Crop to relevant areas: If only part of the image contains sensitive text, crop it first to reduce processing time and improve accuracy.
Check results: Always review the redacted output to ensure all PII was detected, especially for unusual formats or low-quality scans.
Choose appropriate fill colors: Use a fill color that contrasts with the background to make redactions clearly visible.
Set appropriate thresholds: Lower the confidence threshold (e.g., 0.2) to catch more potential PII at the cost of more false positives.

FAQ#

Can I redact specific entity types only?#

Yes. Use the entities parameter in the API to specify which entity types to redact (e.g., only PERSON and EMAIL_ADDRESS).

Does image anonymization work offline?#

No. Image anonymization requires server-side processing with Tesseract OCR and Presidio. The Desktop App does not currently support image anonymization.

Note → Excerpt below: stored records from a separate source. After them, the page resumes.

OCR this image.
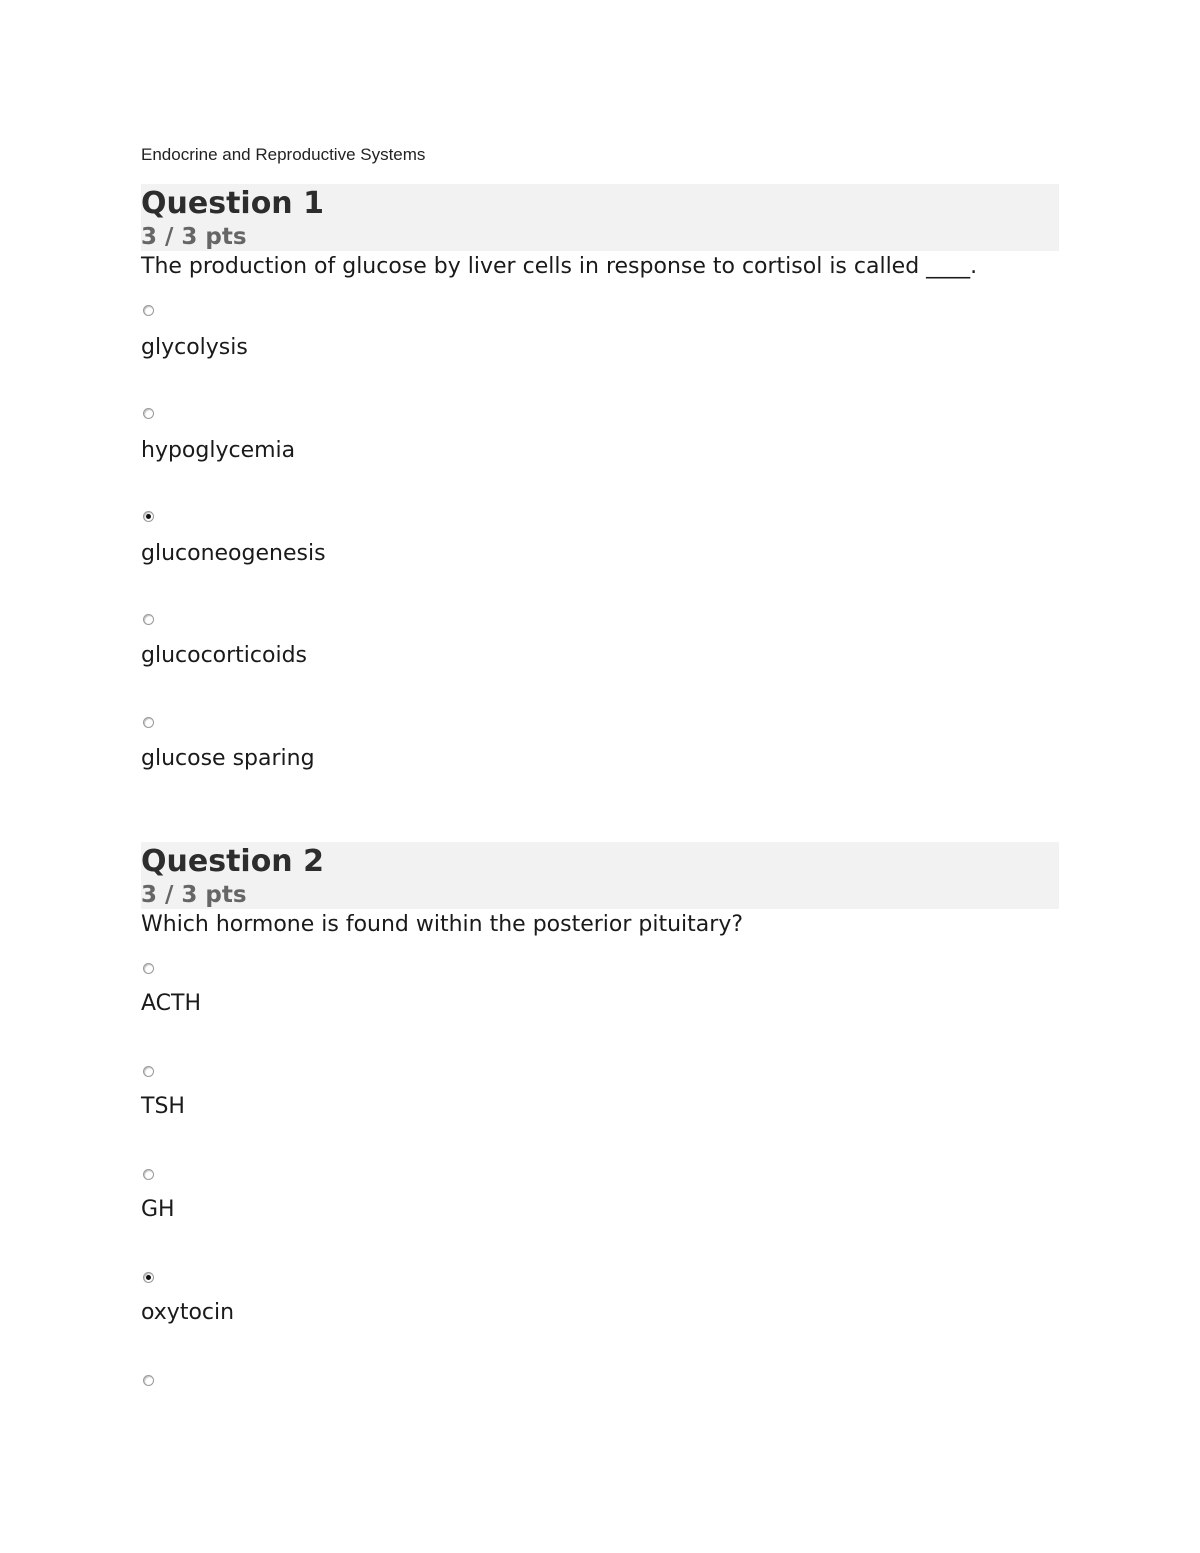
Endocrine and Reproductive Systems
Question 1
3 / 3 pts
The production of glucose by liver cells in response to cortisol is called ____.
glycolysis
hypoglycemia
gluconeogenesis
glucocorticoids
glucose sparing
Question 2
3 / 3 pts
Which hormone is found within the posterior pituitary?
ACTH
TSH
GH
oxytocin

What happens to my original image?#

Your original image is processed in memory and never stored on our servers. Only the redacted output is returned to you. All processing follows our zero-knowledge principles.

Can I undo a redaction?#

No. Image redaction is permanent and irreversible. The original pixel data under redaction rectangles is destroyed. Always keep a backup of your original image.

How many tokens does image anonymization cost?#

Token costs depend on the amount of text extracted from the image and the number of PII entities detected. A typical document scan costs 5–15 tokens.